In a note on Wednesday, Morgan Stanley equity analyst John Glass and his team wrote about five changes Pershing Square, and Bill Ackman, could make at the company.
Here they are:
- He could expand the board and make sure that compensation is better in line with performance.
- The hedge fund could hire people in marketing, cost control, and IT that have a different skill set and would improve on the work of the current management team.
- Pershing could bring a focus on margins. The analysts wrote that Chipotle has been slow to adapt its cost structure to the reality of lower average unit volumes, or sales per restaurant unit.
- Chipotle could "fill or kill" new concepts. In July, the company announced it is launching a burger chain called Tasty Made in Ohio this fall.
- Ackman may limit new unit expansion, Glass wrote.

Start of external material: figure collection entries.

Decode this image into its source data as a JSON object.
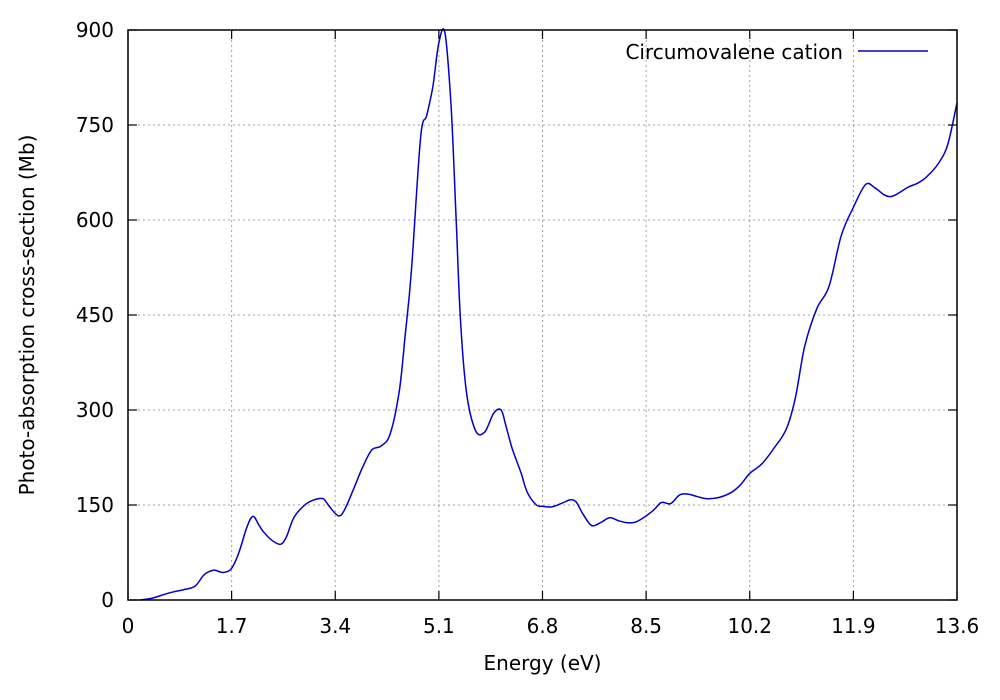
{
  "chart_data": {
    "type": "line",
    "xlabel": "Energy (eV)",
    "ylabel": "Photo-absorption cross-section (Mb)",
    "xlim": [
      0,
      13.6
    ],
    "ylim": [
      0,
      900
    ],
    "x_ticks": [
      "0",
      "1.7",
      "3.4",
      "5.1",
      "6.8",
      "8.5",
      "10.2",
      "11.9",
      "13.6"
    ],
    "y_ticks": [
      "0",
      "150",
      "300",
      "450",
      "600",
      "750",
      "900"
    ],
    "grid": true,
    "legend_position": "top-right",
    "series": [
      {
        "name": "Circumovalene cation",
        "color": "#0000cc",
        "x": [
          0.2,
          0.4,
          0.6,
          0.75,
          0.9,
          1.1,
          1.25,
          1.4,
          1.52,
          1.6,
          1.7,
          1.82,
          1.95,
          2.05,
          2.15,
          2.22,
          2.35,
          2.5,
          2.6,
          2.72,
          2.9,
          3.05,
          3.2,
          3.3,
          3.45,
          3.55,
          3.7,
          3.85,
          4.0,
          4.15,
          4.3,
          4.45,
          4.55,
          4.65,
          4.8,
          4.9,
          5.0,
          5.1,
          5.2,
          5.3,
          5.38,
          5.45,
          5.55,
          5.7,
          5.85,
          6.0,
          6.12,
          6.2,
          6.3,
          6.45,
          6.55,
          6.7,
          6.8,
          6.95,
          7.1,
          7.25,
          7.35,
          7.45,
          7.6,
          7.75,
          7.9,
          8.05,
          8.2,
          8.35,
          8.6,
          8.75,
          8.9,
          9.05,
          9.2,
          9.35,
          9.5,
          9.7,
          9.9,
          10.05,
          10.2,
          10.4,
          10.6,
          10.8,
          10.95,
          11.1,
          11.3,
          11.5,
          11.7,
          11.9,
          12.1,
          12.25,
          12.4,
          12.5,
          12.6,
          12.8,
          12.95,
          13.1,
          13.3,
          13.45,
          13.6
        ],
        "values": [
          0,
          3,
          9,
          13,
          16,
          22,
          40,
          47,
          44,
          44,
          50,
          75,
          115,
          132,
          118,
          108,
          95,
          88,
          100,
          130,
          150,
          158,
          160,
          148,
          133,
          142,
          175,
          210,
          237,
          243,
          262,
          330,
          420,
          520,
          730,
          765,
          810,
          880,
          895,
          780,
          610,
          450,
          330,
          268,
          265,
          295,
          300,
          275,
          240,
          200,
          170,
          150,
          148,
          147,
          152,
          158,
          155,
          138,
          118,
          122,
          130,
          125,
          122,
          124,
          140,
          154,
          152,
          166,
          167,
          163,
          160,
          162,
          170,
          182,
          200,
          215,
          240,
          270,
          320,
          400,
          460,
          495,
          575,
          620,
          656,
          651,
          640,
          637,
          640,
          652,
          658,
          668,
          690,
          720,
          785
        ]
      }
    ]
  }
}
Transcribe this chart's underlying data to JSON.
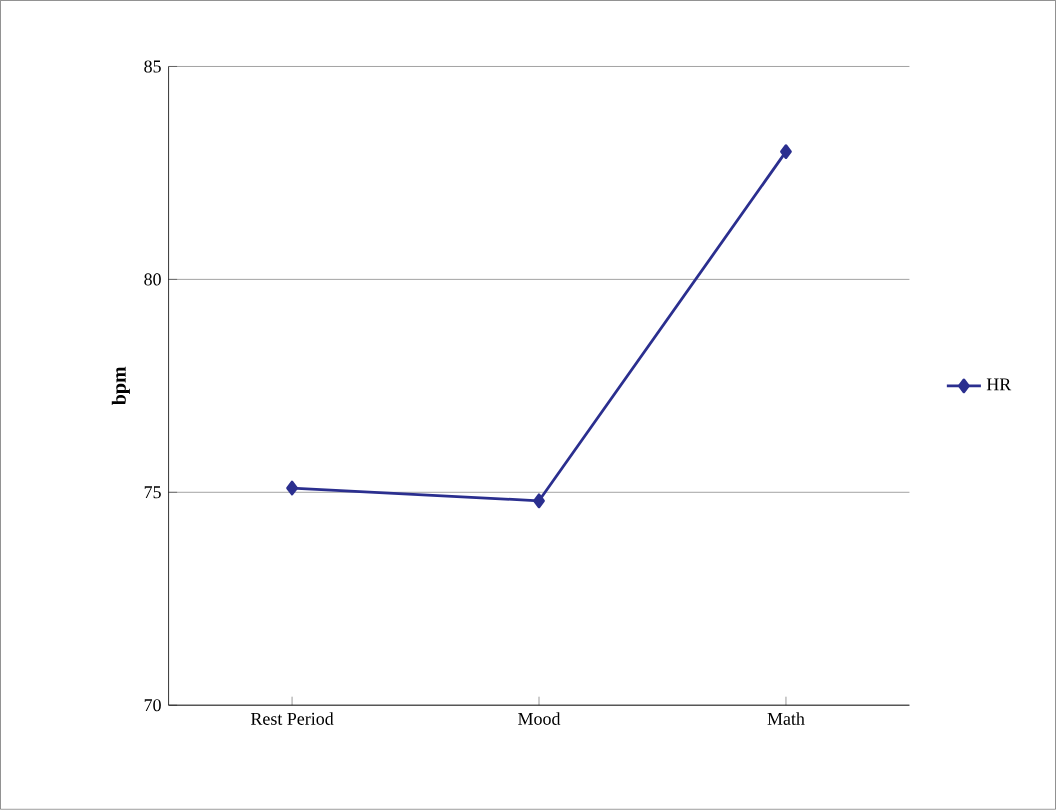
{
  "chart_data": {
    "type": "line",
    "ylabel": "bpm",
    "categories": [
      "Rest Period",
      "Mood",
      "Math"
    ],
    "series": [
      {
        "name": "HR",
        "color": "#2b2f8f",
        "values": [
          75.1,
          74.8,
          83.0
        ]
      }
    ],
    "ylim": [
      70,
      85
    ],
    "yticks": [
      70,
      75,
      80,
      85
    ],
    "grid": "y",
    "legend": "right",
    "marker": "diamond",
    "line_style": "solid"
  }
}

"We see no quick fix to what CMG really needs, a revitalization of top line, and activism's traditional tools for restaurants - spin offs, re-franchising, asset sales and cost cuts - don't appear to offer short term opportunities, leaving few obvious quick levers to pull," Glass wrote.
"But the presence of a large and vocal investor may provide management more incentive to hasten their turnaround efforts, which appear to have stalled,and could cause the shorts to cover,at least for now."
The analysts maintained their "Equal Weight" rating on the stock, with a price target of $405 per share.
Chipotle shares were up 5% to $414.05 in pre-market trading, extending a rally that started after news of Pershing Square's stake crossed on Tuesday.